Fugazi, the fiercely independent D.C. punk band, first cracked Billboard in 1993 with its third full-length, “In on the Kill Taker,” selling more than 100,000 copies in its first week. But in the ’90s, with the record business booming, those figures only got Fugazi to No. 153.
Although the aftershocks of file sharing have dampened the sparkle of a No. 1 album in the 21st century, the success of “The Gifted” is still a massive victory for Wale — especially in the hip-hop universe, where the rapper feels he hasn’t been shown the appreciation he deserves.
Before Wale, only two rappers had topped the albums chart in 2013, West and A$AP Rocky. That, of course, is expected to change very soon with the release of Jay-Z’s “Magna Carta Holy Grail,” available Thursday to 1 million Samsung mobile-phone users. Billboard doesn’t count those transactions as sales, but the album is still likely to land high on the charts.

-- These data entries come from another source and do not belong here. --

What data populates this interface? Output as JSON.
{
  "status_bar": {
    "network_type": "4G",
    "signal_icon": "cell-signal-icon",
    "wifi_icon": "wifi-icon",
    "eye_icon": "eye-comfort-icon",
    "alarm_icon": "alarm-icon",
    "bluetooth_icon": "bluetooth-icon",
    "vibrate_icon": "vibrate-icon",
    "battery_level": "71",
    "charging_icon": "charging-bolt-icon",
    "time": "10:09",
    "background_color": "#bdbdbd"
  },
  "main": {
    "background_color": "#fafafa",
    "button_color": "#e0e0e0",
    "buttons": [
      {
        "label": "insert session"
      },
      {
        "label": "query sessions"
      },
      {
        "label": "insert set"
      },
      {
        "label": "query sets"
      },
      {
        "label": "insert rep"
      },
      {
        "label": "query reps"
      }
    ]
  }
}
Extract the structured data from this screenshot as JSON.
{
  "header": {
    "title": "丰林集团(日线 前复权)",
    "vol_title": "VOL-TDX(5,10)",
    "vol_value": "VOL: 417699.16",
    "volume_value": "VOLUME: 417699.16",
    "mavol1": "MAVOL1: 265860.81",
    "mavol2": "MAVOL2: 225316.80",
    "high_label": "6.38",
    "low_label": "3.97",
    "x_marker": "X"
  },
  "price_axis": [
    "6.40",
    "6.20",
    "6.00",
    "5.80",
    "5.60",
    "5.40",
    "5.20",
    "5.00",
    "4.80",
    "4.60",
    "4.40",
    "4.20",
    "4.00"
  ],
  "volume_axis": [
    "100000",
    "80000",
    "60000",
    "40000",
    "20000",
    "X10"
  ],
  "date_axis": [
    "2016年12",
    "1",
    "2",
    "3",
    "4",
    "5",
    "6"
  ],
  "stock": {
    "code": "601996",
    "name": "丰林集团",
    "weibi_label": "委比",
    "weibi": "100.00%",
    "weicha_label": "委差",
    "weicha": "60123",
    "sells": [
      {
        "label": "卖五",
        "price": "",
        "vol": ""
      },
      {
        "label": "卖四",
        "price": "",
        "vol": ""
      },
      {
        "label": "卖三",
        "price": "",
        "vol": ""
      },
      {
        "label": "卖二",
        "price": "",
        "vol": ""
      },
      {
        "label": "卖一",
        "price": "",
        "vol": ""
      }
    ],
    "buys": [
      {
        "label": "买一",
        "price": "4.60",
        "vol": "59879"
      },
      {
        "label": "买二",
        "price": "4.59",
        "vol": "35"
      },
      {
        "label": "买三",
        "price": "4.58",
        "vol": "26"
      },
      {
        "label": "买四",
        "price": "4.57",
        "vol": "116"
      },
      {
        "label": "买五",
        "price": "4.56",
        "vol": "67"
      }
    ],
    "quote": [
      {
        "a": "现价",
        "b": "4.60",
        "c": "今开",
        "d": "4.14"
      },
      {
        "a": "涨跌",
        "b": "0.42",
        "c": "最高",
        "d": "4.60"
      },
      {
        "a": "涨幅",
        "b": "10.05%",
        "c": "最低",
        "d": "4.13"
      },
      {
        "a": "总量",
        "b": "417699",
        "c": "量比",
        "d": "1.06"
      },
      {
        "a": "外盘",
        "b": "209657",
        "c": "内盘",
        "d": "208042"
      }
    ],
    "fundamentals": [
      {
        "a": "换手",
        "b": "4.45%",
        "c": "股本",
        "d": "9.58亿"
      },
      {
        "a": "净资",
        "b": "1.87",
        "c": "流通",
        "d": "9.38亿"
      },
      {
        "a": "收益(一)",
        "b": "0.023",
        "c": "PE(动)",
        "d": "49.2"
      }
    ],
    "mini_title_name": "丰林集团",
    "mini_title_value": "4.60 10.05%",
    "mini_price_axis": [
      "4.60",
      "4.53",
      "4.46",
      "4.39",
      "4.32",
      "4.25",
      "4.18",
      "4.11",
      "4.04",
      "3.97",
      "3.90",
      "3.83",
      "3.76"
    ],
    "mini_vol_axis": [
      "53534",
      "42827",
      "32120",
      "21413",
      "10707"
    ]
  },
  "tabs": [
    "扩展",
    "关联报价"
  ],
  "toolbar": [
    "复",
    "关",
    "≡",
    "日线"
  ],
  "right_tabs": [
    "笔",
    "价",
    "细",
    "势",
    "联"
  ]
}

So, while Wale’s visit to the tiptop of pop music might not last very long, will it at least calm his anxieties about recognition and respect?
On Twitter, he was celebrating the likelihood of a No. 1 album days before the Billboard’s Wednesday announcement but still couldn’t ignore the taunts of his digital detractors.
“[Haters] tryna troll durin my victory lap,” the rapper tweeted Monday. They “don’t even brush they teeth before they get in my situation daily. Won’t ruin my day nope.”